Quem diria que à terceira jornada, o campeão Porto tombaria em pleno Dragão.

Luís Castro tornou-se o primeiro caçador de dragões da época. Ele, melhor do que ninguém, conhece cada palmo daquele relvado, cada caraterística de cada jogador e as fraquezas daquela fortaleza.

Não vale a pena crucificar ou apontar o dedo a algum jogador azul e branco, vale a pena refletir no que aconteceu para que no próximo domingo à noite não haja nova festa no concelho de Guimarães, desta feita, na freguesia de Moreira de Cónegos.

Sérgio Conceição estará sempre a aprender. Este é o primeiro grande clube que treina na sua carreira. Terá seguramente mais jogos adversos até final da época.

Perceberá Sérgio que, quando a equipa dá mostras de intranquilidade, ele será a voz mais necessária de se ouvir dentro do campo.

Conceição assistiu na semana anterior a um pré-aviso no Jamor. A 'sorte' esteve do seu lado nos últimos instantes. Mas como o futebol não um é jogo de sorte ou azar apenas, o azar da sorte apareceu em pleno Dragão. Por duas semanas seguidas, o Porto jogou meio tempo, o primeiro foi razoável, o segundo de aflitos. Um Porto a meias, um Porto de dupla personalidade. Um Porto que começou formiga e transformou-se em cigarra.

O Porto sempre quis ganhar o jogo mas Douglas estava lá para dizer não. Perdeu o norte no segundo tempo, jogou sem VAR no primeiro, e recordou pelos piores motivos André André, Tozé e João Carlos Teixeira. Que noite horrenda esta de sábado à noite, que tanta febre provocou. E agora Sérgio? Com mais dois lesionados ou tocados, sem reforços sonantes até amanhã, com a prata da casa que foi de ouro na época passada? Este é o momento de fazer perguntas. Domingo é a altura de termos as nossas respostas.
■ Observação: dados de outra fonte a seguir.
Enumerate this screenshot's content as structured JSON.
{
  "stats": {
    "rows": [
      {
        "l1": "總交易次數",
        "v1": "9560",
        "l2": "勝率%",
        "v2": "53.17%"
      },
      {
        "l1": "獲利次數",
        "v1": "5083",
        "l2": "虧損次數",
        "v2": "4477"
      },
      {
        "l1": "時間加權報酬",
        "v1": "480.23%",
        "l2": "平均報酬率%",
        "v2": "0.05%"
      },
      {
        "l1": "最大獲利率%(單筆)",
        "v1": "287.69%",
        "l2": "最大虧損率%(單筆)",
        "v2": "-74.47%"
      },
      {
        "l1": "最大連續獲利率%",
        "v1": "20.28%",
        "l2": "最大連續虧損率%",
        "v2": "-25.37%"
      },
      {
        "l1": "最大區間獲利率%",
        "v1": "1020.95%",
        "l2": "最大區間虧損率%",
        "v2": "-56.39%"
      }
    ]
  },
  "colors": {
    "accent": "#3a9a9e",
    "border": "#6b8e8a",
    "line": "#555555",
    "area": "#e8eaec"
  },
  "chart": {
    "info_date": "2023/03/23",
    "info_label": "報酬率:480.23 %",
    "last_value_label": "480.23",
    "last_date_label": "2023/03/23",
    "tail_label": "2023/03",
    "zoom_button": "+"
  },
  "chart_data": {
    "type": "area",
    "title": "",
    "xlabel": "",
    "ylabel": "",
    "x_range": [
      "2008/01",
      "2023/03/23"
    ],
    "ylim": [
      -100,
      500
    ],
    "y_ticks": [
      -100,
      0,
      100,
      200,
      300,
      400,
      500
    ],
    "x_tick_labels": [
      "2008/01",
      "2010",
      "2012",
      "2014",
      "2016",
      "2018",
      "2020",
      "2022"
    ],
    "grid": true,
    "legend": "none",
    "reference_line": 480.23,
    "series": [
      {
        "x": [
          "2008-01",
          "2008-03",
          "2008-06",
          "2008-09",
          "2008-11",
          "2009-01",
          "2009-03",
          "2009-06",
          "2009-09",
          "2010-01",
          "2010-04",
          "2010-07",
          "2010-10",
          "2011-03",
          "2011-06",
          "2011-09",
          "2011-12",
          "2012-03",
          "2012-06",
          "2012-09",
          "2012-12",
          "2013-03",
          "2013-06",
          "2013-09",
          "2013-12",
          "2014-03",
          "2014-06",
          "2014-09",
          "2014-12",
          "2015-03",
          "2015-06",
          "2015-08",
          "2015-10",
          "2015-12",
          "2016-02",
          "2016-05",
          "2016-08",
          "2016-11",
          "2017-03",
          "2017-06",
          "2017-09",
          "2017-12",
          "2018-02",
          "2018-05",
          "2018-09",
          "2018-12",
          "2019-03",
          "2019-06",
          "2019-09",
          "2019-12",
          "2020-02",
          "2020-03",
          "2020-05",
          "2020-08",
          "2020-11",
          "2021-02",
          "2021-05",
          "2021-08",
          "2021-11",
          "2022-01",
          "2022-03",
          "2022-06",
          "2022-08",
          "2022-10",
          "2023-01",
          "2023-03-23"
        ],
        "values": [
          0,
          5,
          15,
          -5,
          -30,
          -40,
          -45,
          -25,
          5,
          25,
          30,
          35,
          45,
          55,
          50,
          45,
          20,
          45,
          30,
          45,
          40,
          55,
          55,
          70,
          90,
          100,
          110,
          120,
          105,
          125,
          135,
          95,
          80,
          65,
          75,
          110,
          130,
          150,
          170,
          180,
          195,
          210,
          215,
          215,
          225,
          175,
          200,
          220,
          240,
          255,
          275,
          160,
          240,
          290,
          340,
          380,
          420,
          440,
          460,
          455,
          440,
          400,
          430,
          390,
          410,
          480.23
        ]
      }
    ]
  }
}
A Champions começará a entusiasmar a nossa bancada após o sorteio de hoje, a ficar na cabeça dos jogadores, mas essa cabeça tem de ser limpa. Tem de os focar de novo na humildade que tiveram antes de serem campeões. O fato de gala que vestimos para receber as faixas, tem de ficar no armário, mas sem ganhar o cheiro a naftalina que os últimos quatro anos trouxeram antes deste.

Não precisamos de golear todas as semanas. Podemos ser defensivos quando devemos. Saber defender bem, sempre fez escola nas Antas e no Dragão.

Mourinho foi campeão europeu assim e não veio mal nenhum ao Mundo. A defesa é o melhor ataque, mas um ataque, sem defesa nenhuma, estará sempre em desvantagem. O vinil voltou, mas prefiro não ouvir a música do lado B. Afinem as agulhas, passem o pano, retirem os riscos, que a música tocará de novo sem soluços.